「誤解されやすい人」は誤解されないように注意している人である可能性が高い

「誤解されやすい人」と言われる人は、多分普通の人より「誤解」されることは少ない。「誤解」とは、「実体と違う理解をされる」という事である。「誤解されやすい人」はおそらくちっとも誤解されていない。どうしてかというと、「実体通りに理解されるまで、相手に『理解できる』という印象を与えないようにしている人」だからだ。


いわゆる「誤解されやすい人」と呼ばれる人は、物言いがキツく、どんな相手にも本音をズバズバいう人だ。そういう人を「誤解なく理解」するのは、普通の人より簡単である。そこで出しているその人間がその人の全てだからだ。むしろ愛想を振りまく一般人の方が「誤解」されやすい。もちろん、「良い人だと思っていたが酷い人だった」という方向にだ。ただし、愛想をふりまかない人ほどいいという話でもない。私が指摘する問題は「理解できない」を「悪い」と思う感覚だ。「理解できない」はただ「理解できない」でしかないはずなのに。


これをテスト問題の作り方を例にして考えてみる。テスト問題は、受験者の理解を問うように作るのが普通である。授業でやった問題と全く同じ問題を出したとすると、問題が解けていたとしても、「その問題だけが解ける」のか、「その問題と同種の問題は全て解ける(理解している)」のかを判別する事が出来ない。であるから、普通は、授業で出てきた問題と同じ考え方で解ける別の問題を出題する(とすると、その問題を複数集めてそのパターンを覚えるという人も出てきて、また真に理解ができているかどうかを判別するのは難しくなっていくのだが)。


しかしテスト問題には、「点をあげる問題」というのもある。生徒にとって、あまりに点数が低い結果はやる気を損なうので、理解の出来ていない生徒にも少し点をあげることが望ましいという事はあり得る。理解しているかを確認することはできないが、そもそも学習の意欲が無ければ理解しようという気も起きないかもしれない。ただし、そういう問題が解けることが勉強する事だという誤解を与えてしまうことはまずいことなので、出題する側はそれを分かった上でその方が良いと思ったら与える、という判断が必要になる。


もうおわかりいただけたと思うが、「誤解されやすい」と言われる人は、「理解できてないと答えられない問題しか出さない」人である。それは、相手に「真のコミュニケーションを望む」という点で真摯な態度である。適当な相槌で流されてなるものかという意思が含まれている。


無難なコミュニケーションというのは(悪い意味で言っているのではなく、普通は初対面の人とは無難なコミュニケーションをするのが望ましいと考えられる)、テスト問題で言うところの、「点をあげる問題」である。出会ったばかりの人と、「会話をしたい」というモチベーションを与えるための、確認作業と言っても良い。それは局面によっては十分に機能するだろう。

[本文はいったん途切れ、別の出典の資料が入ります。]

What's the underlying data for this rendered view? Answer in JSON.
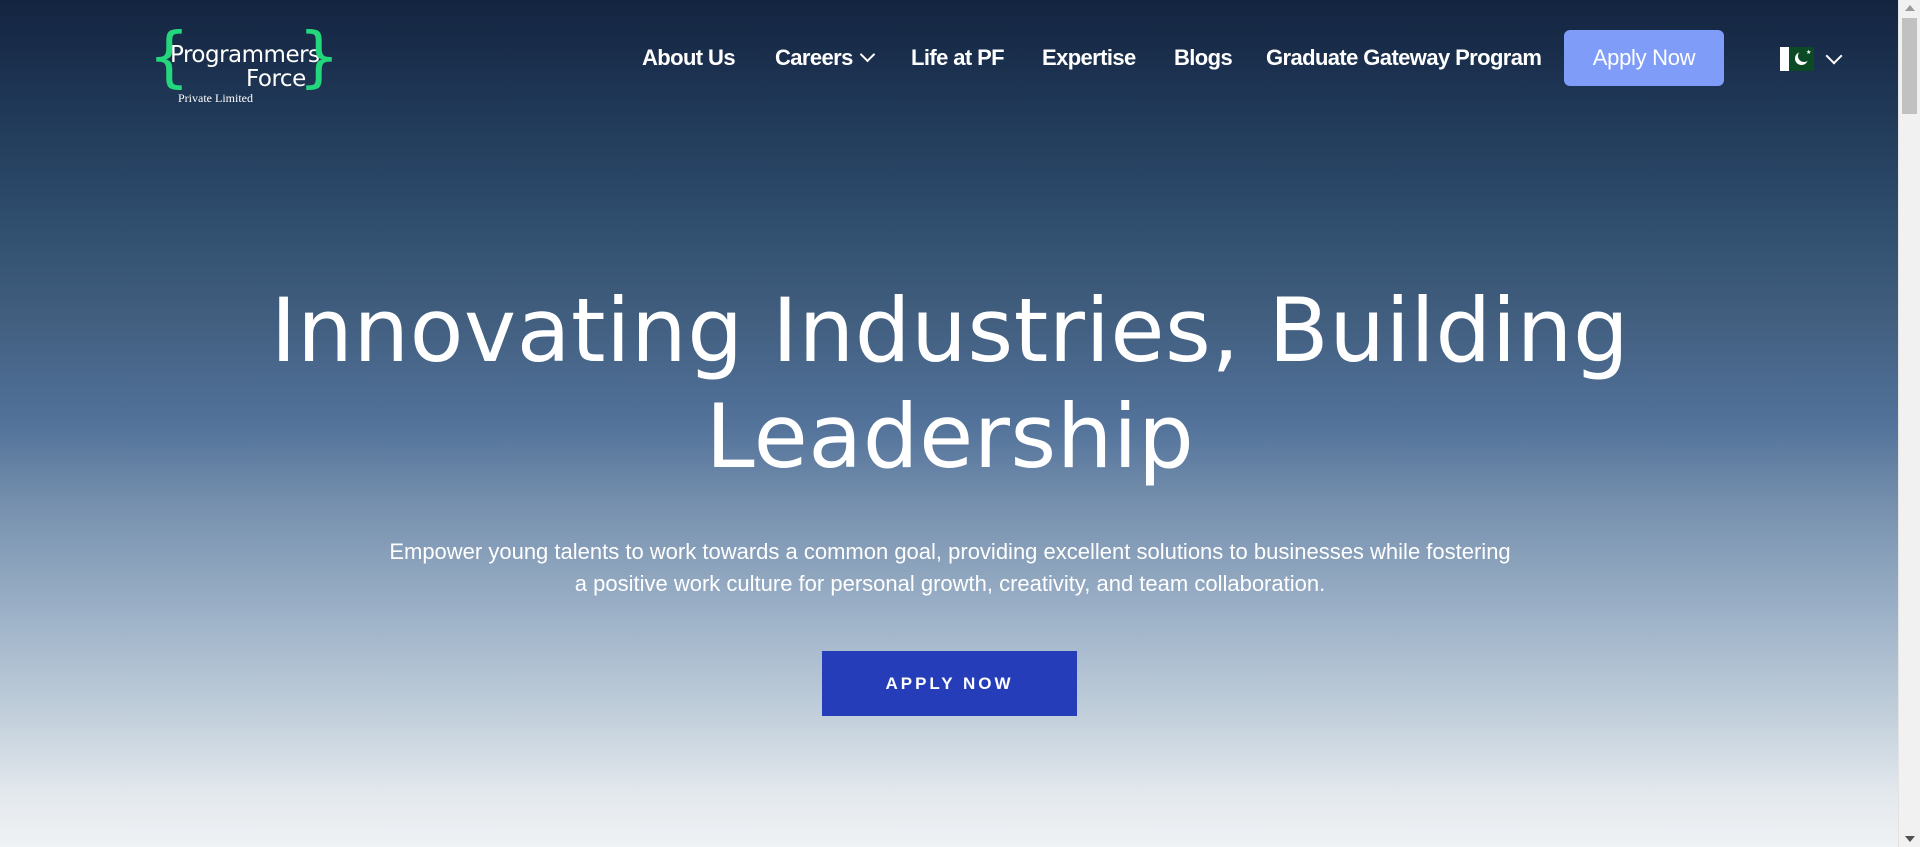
{
  "logo": {
    "line1": "Programmers",
    "line2": "Force",
    "line3": "Private Limited",
    "brace_left": "{",
    "brace_right": "}",
    "brace_color": "#24d67c"
  },
  "nav": {
    "items": [
      {
        "label": "About Us",
        "has_dropdown": false
      },
      {
        "label": "Careers",
        "has_dropdown": true
      },
      {
        "label": "Life at PF",
        "has_dropdown": false
      },
      {
        "label": "Expertise",
        "has_dropdown": false
      },
      {
        "label": "Blogs",
        "has_dropdown": false
      },
      {
        "label": "Graduate Gateway Program",
        "has_dropdown": false
      }
    ],
    "apply_button": {
      "label": "Apply Now",
      "color": "#7f9cf8"
    },
    "language": {
      "flag_icon": "pakistan-flag-icon",
      "dropdown_icon": "chevron-down-icon"
    }
  },
  "hero": {
    "title_line1": "Innovating Industries, Building",
    "title_line2": "Leadership",
    "description_line1": "Empower young talents to work towards a common goal, providing excellent solutions to businesses while fostering",
    "description_line2": "a positive work culture for personal growth, creativity, and team collaboration.",
    "cta_label": "APPLY NOW",
    "cta_color": "#253db9"
  },
  "colors": {
    "background_top": "#132440",
    "background_bottom": "#eff2f4"
  }
}
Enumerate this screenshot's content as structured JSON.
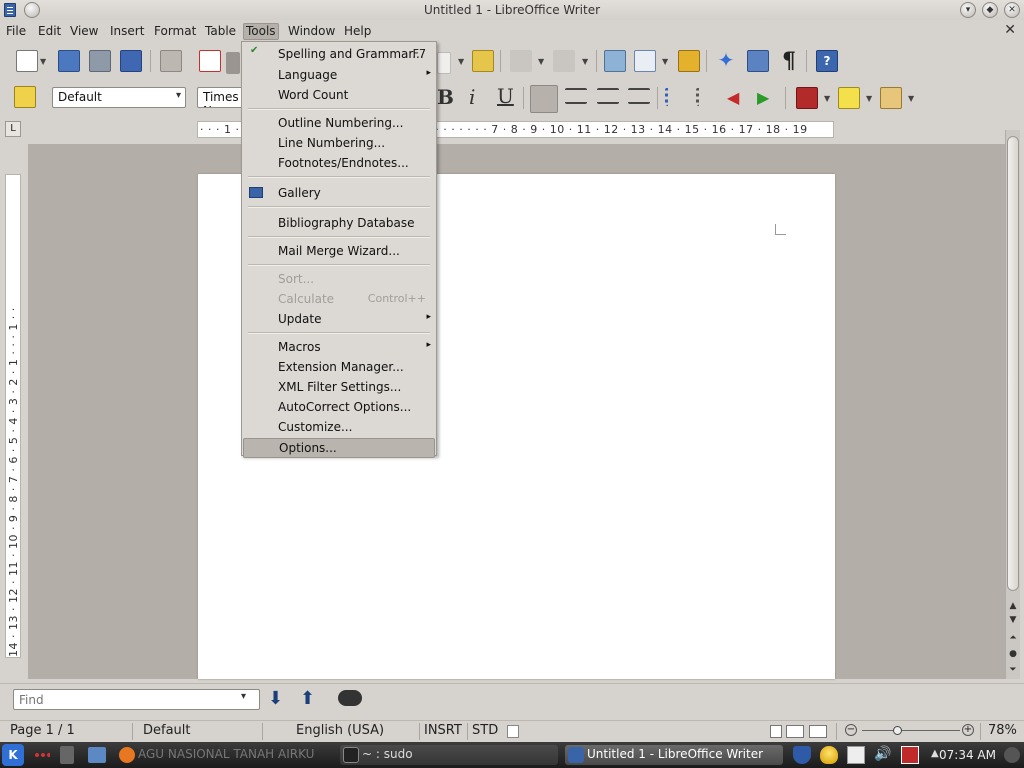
{
  "window": {
    "title": "Untitled 1 - LibreOffice Writer",
    "close_symbol": "✕"
  },
  "menubar": {
    "items": [
      "File",
      "Edit",
      "View",
      "Insert",
      "Format",
      "Table",
      "Tools",
      "Window",
      "Help"
    ],
    "active": "Tools"
  },
  "format_toolbar": {
    "style_value": "Default",
    "font_value": "Times N"
  },
  "ruler": {
    "horizontal": "· · · 1 · · · · · · · · · · · · · · · · · · · · · · · · · · · · · · · · 7 · 8 · 9 · 10 · 11 · 12 · 13 · 14 · 15 · 16 · 17 · 18 · 19",
    "vertical": "14 · 13 · 12 · 11 · 10 · 9 · 8 · 7 · 6 · 5 · 4 · 3 · 2 · 1 · · · 1 · ·"
  },
  "tools_menu": {
    "items": [
      {
        "label": "Spelling and Grammar...",
        "shortcut": "F7",
        "icon": "spellcheck-icon"
      },
      {
        "label": "Language",
        "submenu": true
      },
      {
        "label": "Word Count"
      },
      {
        "label": "Outline Numbering..."
      },
      {
        "label": "Line Numbering..."
      },
      {
        "label": "Footnotes/Endnotes..."
      },
      {
        "label": "Gallery",
        "icon": "gallery-icon"
      },
      {
        "label": "Bibliography Database"
      },
      {
        "label": "Mail Merge Wizard..."
      },
      {
        "label": "Sort...",
        "disabled": true
      },
      {
        "label": "Calculate",
        "shortcut": "Control++",
        "disabled": true
      },
      {
        "label": "Update",
        "submenu": true
      },
      {
        "label": "Macros",
        "submenu": true
      },
      {
        "label": "Extension Manager..."
      },
      {
        "label": "XML Filter Settings..."
      },
      {
        "label": "AutoCorrect Options..."
      },
      {
        "label": "Customize..."
      },
      {
        "label": "Options...",
        "highlighted": true
      }
    ],
    "submenu_arrow": "▸"
  },
  "findbar": {
    "placeholder": "Find"
  },
  "statusbar": {
    "page": "Page 1 / 1",
    "page_style": "Default",
    "language": "English (USA)",
    "insert_mode": "INSRT",
    "selection_mode": "STD",
    "zoom": "78%",
    "zoom_value": 0.78
  },
  "taskbar": {
    "tasks": [
      {
        "label": "AGU NASIONAL TANAH AIRKU"
      },
      {
        "label": "~ : sudo"
      },
      {
        "label": "Untitled 1 - LibreOffice Writer"
      }
    ],
    "clock": "07:34 AM"
  },
  "colors": {
    "menu_bg": "#dcd8d3",
    "highlight": "#b9b4ad",
    "disabled_text": "#a29d97",
    "accent_blue": "#3a64a8"
  }
}
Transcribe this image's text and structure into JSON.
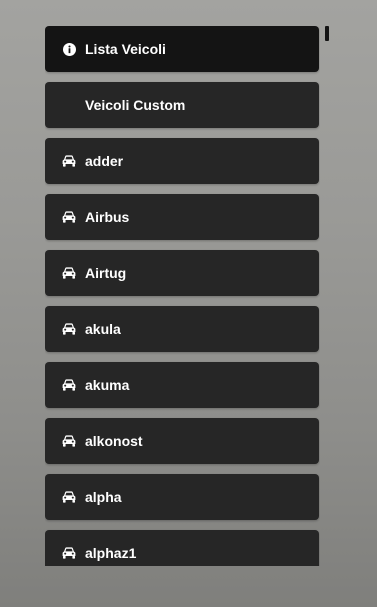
{
  "menu": {
    "header": {
      "label": "Lista Veicoli",
      "icon": "info-circle-icon"
    },
    "custom": {
      "label": "Veicoli Custom"
    },
    "vehicles": [
      {
        "label": "adder",
        "icon": "car-icon"
      },
      {
        "label": "Airbus",
        "icon": "car-icon"
      },
      {
        "label": "Airtug",
        "icon": "car-icon"
      },
      {
        "label": "akula",
        "icon": "car-icon"
      },
      {
        "label": "akuma",
        "icon": "car-icon"
      },
      {
        "label": "alkonost",
        "icon": "car-icon"
      },
      {
        "label": "alpha",
        "icon": "car-icon"
      },
      {
        "label": "alphaz1",
        "icon": "car-icon"
      }
    ]
  },
  "colors": {
    "item_bg": "#262626",
    "header_bg": "#141414",
    "text": "#ffffff"
  }
}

ただし、それはコミュニケーションの入り口にすぎないので、そういう会話をすることがコミュニケーションだと思い込んでしまったとしたらそれは問題である。


「誤解されやすい人」は、愛想を振りまく事がリスキーである事を知っている人である。相手が勝手に自分を高く評価して、勝手に幻滅する事を避けようとしている人である。ただし、それが「本当のコミュニケーションの出来る相手を一番多くする方法である」かというとそうとは限らず、愛想が不要というわけでもないのである。愛想は本質ではないけども、本質ではない事を分かった上で使う分には、役に立つのである。




(追記2010/10/29)
ここで言う「誤解されやすい人」は「他人に『誤解されやすい』と言われる人」の事である.そして自分で「自分は『誤解されやすい』と思って悩んでいる人」は,実は「誤解されやすい人ではない」ということを言っている.